Bahrain clamps down on Web traffic as violence escalates
Traffic off 20% from the norm, says Arbor Networks; Bahrain's biggest telecom firm sees 'service degradation'
Computerworld - Internet traffic in Bahrain, the Persian Gulf kingdom wracked by a third day of protests, has declined by about 20%, likely as a result of more aggressive government filtering, a Web security company said today.
Protesters in Manama, the country's capital, were fired on earlier today by police. The New York Times has reported that at least five died in the attacks. The Bahrain military has since moved into the city.
According to Arbor Networks, a Chelmsford, Mass. supplier of anti-DoS (denial-of-service) technology, the amount of data going into and out of Bahrain is down approximately 20% this week compared to the traffic of the previous three weeks.

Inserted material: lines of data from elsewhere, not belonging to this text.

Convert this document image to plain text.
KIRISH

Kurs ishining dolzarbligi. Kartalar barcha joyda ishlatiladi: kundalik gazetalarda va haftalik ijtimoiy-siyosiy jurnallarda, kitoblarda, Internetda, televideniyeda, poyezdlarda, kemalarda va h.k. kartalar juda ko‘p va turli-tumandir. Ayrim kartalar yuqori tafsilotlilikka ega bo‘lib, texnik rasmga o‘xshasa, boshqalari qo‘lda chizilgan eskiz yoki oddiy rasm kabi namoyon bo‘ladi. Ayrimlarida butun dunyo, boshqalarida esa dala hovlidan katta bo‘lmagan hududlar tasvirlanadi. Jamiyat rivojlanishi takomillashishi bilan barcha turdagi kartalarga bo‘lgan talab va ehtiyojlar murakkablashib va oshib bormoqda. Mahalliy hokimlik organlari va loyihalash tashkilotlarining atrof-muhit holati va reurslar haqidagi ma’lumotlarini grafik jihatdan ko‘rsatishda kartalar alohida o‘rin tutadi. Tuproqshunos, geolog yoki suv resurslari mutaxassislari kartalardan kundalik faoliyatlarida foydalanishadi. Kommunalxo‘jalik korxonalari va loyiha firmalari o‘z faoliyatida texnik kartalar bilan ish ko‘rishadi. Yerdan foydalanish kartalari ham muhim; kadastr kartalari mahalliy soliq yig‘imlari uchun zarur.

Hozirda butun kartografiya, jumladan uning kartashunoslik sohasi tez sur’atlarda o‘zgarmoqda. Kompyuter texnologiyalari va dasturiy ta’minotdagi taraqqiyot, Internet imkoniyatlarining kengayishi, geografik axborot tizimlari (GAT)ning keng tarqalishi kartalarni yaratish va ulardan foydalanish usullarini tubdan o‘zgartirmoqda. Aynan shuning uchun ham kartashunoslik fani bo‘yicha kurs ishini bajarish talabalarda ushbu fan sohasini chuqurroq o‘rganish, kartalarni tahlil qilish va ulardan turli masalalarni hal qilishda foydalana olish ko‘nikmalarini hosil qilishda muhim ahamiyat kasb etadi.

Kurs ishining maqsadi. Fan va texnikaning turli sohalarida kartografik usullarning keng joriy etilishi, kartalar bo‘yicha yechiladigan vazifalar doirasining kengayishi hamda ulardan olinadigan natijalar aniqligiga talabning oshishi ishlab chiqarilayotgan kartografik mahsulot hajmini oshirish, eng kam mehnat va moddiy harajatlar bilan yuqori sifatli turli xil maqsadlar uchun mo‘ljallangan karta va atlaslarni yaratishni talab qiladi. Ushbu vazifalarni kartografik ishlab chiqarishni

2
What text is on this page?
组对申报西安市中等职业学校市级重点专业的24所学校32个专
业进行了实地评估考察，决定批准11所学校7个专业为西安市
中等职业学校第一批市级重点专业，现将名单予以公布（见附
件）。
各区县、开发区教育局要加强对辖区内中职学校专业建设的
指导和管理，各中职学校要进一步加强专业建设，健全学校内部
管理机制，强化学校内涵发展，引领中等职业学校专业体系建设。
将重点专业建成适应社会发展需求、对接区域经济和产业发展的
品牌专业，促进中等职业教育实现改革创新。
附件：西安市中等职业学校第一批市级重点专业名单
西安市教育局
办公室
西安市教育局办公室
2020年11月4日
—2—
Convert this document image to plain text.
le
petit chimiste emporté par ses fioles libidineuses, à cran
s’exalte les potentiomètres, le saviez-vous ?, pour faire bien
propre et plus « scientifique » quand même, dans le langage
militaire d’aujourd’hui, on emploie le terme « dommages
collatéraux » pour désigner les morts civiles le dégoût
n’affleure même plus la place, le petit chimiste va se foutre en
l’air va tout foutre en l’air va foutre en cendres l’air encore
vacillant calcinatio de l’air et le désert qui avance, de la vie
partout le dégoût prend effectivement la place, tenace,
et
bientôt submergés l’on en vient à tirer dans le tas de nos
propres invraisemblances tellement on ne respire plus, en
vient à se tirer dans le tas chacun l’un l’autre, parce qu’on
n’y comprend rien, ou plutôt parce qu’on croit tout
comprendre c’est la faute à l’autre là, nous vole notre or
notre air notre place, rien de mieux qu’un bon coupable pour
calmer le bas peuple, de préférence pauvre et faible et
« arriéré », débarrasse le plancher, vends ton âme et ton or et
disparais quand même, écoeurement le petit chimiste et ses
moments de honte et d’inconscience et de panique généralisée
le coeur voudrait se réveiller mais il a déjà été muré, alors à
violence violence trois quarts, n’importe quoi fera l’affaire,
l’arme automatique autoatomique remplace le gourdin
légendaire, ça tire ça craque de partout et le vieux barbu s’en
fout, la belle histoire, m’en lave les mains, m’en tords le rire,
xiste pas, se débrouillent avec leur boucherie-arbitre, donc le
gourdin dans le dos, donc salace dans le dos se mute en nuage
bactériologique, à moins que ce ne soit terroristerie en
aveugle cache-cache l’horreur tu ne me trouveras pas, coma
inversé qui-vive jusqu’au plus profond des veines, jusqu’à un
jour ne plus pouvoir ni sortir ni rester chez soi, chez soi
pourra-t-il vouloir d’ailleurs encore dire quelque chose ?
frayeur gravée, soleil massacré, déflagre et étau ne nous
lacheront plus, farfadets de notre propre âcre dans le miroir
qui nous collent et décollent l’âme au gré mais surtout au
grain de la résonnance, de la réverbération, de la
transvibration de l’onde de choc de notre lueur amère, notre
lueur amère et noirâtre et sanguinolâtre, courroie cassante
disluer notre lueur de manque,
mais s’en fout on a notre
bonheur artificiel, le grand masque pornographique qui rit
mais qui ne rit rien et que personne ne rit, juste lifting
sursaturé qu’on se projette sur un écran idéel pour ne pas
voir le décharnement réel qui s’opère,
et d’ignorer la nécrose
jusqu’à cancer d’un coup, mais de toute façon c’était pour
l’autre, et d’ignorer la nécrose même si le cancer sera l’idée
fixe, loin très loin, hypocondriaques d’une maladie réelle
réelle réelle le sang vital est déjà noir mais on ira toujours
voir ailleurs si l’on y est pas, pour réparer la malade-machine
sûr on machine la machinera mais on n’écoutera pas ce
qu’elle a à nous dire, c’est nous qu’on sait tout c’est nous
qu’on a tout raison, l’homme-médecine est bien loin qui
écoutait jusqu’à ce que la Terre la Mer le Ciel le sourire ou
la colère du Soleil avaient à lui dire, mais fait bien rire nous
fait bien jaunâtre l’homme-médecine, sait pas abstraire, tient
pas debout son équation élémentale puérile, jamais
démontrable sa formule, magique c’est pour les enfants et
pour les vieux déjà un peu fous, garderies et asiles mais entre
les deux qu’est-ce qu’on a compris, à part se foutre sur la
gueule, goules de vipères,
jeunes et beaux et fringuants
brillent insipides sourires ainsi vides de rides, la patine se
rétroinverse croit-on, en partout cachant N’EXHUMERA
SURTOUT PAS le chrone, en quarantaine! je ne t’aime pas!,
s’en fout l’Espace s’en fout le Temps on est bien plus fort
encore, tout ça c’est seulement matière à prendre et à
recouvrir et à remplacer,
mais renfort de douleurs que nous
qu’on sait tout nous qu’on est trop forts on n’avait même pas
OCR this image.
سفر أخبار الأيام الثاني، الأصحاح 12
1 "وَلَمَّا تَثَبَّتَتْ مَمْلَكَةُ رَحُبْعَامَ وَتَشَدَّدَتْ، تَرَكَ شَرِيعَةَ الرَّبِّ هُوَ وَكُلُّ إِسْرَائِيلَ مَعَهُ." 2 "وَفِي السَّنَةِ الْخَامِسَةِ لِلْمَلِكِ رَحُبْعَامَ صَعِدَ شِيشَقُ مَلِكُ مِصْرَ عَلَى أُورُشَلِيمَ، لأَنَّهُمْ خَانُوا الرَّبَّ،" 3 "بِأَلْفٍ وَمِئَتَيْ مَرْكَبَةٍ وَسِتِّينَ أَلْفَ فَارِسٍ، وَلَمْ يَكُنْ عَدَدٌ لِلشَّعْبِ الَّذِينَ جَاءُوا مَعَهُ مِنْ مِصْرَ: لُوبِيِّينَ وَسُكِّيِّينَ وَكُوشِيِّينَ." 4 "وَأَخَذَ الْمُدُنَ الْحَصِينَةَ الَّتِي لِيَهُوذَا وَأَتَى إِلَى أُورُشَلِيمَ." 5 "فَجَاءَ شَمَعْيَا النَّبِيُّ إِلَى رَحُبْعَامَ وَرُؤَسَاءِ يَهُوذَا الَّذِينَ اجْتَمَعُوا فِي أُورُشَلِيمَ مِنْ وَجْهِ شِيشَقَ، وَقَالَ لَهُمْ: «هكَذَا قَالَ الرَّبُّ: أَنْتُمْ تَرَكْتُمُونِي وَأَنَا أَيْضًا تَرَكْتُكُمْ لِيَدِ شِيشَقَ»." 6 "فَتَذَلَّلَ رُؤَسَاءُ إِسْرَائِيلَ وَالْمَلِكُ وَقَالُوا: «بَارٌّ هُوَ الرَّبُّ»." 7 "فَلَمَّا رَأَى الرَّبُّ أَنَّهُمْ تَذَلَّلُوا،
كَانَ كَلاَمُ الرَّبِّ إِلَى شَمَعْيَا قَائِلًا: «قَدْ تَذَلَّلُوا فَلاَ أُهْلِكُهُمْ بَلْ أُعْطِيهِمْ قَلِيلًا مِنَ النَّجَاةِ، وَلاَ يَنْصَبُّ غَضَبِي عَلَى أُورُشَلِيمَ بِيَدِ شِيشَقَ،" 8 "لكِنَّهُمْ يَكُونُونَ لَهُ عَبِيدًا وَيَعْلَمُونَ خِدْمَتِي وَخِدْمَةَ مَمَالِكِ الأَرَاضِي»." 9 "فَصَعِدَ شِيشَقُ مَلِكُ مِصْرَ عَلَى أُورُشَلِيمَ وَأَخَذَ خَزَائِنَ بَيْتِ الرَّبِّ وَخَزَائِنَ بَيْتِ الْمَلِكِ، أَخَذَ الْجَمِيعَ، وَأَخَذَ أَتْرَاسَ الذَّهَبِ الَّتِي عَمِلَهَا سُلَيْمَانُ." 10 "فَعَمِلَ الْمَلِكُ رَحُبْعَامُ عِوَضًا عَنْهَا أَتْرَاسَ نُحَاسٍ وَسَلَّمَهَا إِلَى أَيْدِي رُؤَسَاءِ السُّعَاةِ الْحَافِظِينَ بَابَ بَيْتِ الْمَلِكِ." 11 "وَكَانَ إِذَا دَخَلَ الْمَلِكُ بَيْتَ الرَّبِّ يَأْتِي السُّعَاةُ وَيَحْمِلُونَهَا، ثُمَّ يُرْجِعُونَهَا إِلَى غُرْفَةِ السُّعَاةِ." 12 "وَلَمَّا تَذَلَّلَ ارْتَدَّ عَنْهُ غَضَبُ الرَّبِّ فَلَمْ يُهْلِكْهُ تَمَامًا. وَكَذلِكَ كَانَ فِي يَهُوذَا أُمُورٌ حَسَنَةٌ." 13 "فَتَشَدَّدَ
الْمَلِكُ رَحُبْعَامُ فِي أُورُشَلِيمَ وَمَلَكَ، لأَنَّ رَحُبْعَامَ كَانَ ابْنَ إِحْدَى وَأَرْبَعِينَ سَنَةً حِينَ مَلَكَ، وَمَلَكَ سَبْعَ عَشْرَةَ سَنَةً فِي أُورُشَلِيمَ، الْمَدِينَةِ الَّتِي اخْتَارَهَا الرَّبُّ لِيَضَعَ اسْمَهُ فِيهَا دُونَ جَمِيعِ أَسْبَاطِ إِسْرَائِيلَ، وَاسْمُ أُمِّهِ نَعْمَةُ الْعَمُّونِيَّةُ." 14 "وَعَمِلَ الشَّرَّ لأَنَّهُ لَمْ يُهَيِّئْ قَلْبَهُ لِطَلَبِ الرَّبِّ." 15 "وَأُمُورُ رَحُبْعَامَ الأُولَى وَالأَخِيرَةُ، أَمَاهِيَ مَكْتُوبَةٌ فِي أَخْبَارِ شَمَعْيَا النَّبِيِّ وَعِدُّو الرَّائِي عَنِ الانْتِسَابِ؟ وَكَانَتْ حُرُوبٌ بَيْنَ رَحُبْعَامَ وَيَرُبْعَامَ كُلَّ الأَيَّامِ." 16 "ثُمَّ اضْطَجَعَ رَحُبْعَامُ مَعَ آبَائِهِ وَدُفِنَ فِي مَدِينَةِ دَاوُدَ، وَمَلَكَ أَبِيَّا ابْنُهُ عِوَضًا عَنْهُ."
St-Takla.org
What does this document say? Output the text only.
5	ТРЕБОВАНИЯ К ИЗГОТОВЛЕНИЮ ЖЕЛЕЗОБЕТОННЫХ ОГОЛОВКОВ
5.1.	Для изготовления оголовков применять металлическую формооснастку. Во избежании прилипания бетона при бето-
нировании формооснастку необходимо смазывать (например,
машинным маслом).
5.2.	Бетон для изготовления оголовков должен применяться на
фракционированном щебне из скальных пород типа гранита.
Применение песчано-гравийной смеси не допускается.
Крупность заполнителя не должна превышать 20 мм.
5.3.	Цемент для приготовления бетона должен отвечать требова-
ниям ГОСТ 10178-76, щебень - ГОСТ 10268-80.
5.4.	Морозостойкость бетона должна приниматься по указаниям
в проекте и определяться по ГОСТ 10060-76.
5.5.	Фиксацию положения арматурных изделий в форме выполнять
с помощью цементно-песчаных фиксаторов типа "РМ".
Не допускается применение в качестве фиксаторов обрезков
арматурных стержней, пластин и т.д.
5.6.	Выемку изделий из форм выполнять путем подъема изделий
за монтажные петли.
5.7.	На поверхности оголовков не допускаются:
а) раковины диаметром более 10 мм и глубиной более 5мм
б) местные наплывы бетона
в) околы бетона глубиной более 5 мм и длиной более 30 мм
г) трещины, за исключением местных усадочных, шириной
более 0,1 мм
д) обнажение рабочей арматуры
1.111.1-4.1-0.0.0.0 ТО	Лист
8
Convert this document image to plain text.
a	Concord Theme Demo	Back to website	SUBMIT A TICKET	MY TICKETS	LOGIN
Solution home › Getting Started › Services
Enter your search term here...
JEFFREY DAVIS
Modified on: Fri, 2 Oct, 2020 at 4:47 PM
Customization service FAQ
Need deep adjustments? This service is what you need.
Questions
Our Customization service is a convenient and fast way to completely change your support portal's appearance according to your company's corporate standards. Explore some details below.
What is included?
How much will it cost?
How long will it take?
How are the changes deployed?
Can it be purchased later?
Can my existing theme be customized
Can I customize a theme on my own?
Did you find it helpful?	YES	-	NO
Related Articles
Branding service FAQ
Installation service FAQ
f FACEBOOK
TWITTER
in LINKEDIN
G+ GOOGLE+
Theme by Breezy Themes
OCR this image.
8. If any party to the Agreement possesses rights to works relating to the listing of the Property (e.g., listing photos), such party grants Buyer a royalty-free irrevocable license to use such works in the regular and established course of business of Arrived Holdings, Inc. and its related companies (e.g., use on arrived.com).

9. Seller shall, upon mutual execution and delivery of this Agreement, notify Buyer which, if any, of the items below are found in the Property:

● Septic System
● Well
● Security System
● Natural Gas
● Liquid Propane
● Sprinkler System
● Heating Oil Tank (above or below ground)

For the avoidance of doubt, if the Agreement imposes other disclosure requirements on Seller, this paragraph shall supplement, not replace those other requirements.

Arbor's traffic analysis was compiled using data from its ATLAS (Active Threat Level Analysis System) network, which collects Internet traffic information from approximately 120 carriers and providers worldwide.
"Data from 100 Internet providers around the world suggests Bahrain has significantly increased its filtering of Internet traffic in response to growing political unrest," said Arbor Networks.
Craig Labovitz, Arbor's chief scientist, said it was impossible to tell what Bahrain was filtering or blocking. "We just have measurements that strongly suggest some form of traffic manipulation," Labovitz said in an e-mail today.
Unlike in Egypt late last month, Bahrain's Internet infrastructure has remained online.
On Jan. 27, Egypt severed its Internet connections with the outside world by requiring the country's Internet providers to stop advertising routing information.
Renesys, a Manchester, N.H. Internet monitoring company, couldn't confirm Arbor's data -- Renesys focuses on routing, and was one of the U.S. firms that diagnosed Egypt's plug pulling -- but noted that Arbor's information has been "very reliable" in the past.